Modular Flux Framework install running LAMMPS

by vs
GNU/Linux ◆ xterm-256color ◆ bash 437 views

This is a demo that solves a problem that has been keeping me up for about a year. When using the Flux Operator, the application logic is tangled with Flux. You always have to install your application alongside Flux, which (imho) is a bad design. What we needed is a strategy that can add Flux to any application container on the fly.

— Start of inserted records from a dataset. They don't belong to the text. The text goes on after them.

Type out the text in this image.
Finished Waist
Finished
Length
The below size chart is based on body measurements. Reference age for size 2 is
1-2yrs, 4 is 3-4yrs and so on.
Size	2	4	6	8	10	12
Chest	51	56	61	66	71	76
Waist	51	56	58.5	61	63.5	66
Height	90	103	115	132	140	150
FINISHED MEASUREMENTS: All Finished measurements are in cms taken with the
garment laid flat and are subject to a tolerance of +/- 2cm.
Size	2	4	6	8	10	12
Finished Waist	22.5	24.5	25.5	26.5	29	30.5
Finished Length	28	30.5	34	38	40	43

However, given how tangled Flux is with shared libraries, etc. this would prove to be hard. Flux is written in C/C++ and you can’t just, for example, wget a Go binary. But recent work on HPCToolkit has led us to this idea that we can create an isolated view of a complex package like this, and then use some tricks to copy it over from one sidecar container into another. More specifically:

  • We build the software into an isolated spack “copy” view
  • The software is then (generally) at some /opt/view and /opt/software
  • The flux container is added as a sidecar container to your pod for your replicated job. Additional setup / configuration is done here, directly into the spack view. This step assumes that the destination path will be different, and writes files appropriately.
  • We can then create an empty volume that is shared by your metric or scaled application
  • The entire tree is copied over into the empty volume
  • When the copy is done, indicated by the final touch of a file (and I have a small Go library that I created just for waiting/watching for these events), final configuration is done. This usually means copying over the shared curve.certificate, which only the launcher owns and does, and checking paths, permissions, running user requested logic, etc.
  • It also means we install munge, which is arguably the slowest part of this setup (that could be improved upon)
  • The updated container entrypoint is then run. For a worker, we just start a follower broker and wait. For the launcher, we update the original command (a lammps command) and wrap it in a flux submit or run (or however you configure the addon).
  • Flux is then running your application!

It’s astounding! 🦩️

The reason this is so amazing is because the application logic is now separate from the logic to setup Flux. We do need to add views that are built on different OS (this original one was Rocky) and add support for running as the Flux user (I was mostly lazy) but wow - I pulled this off in an evening and am feeling so happy!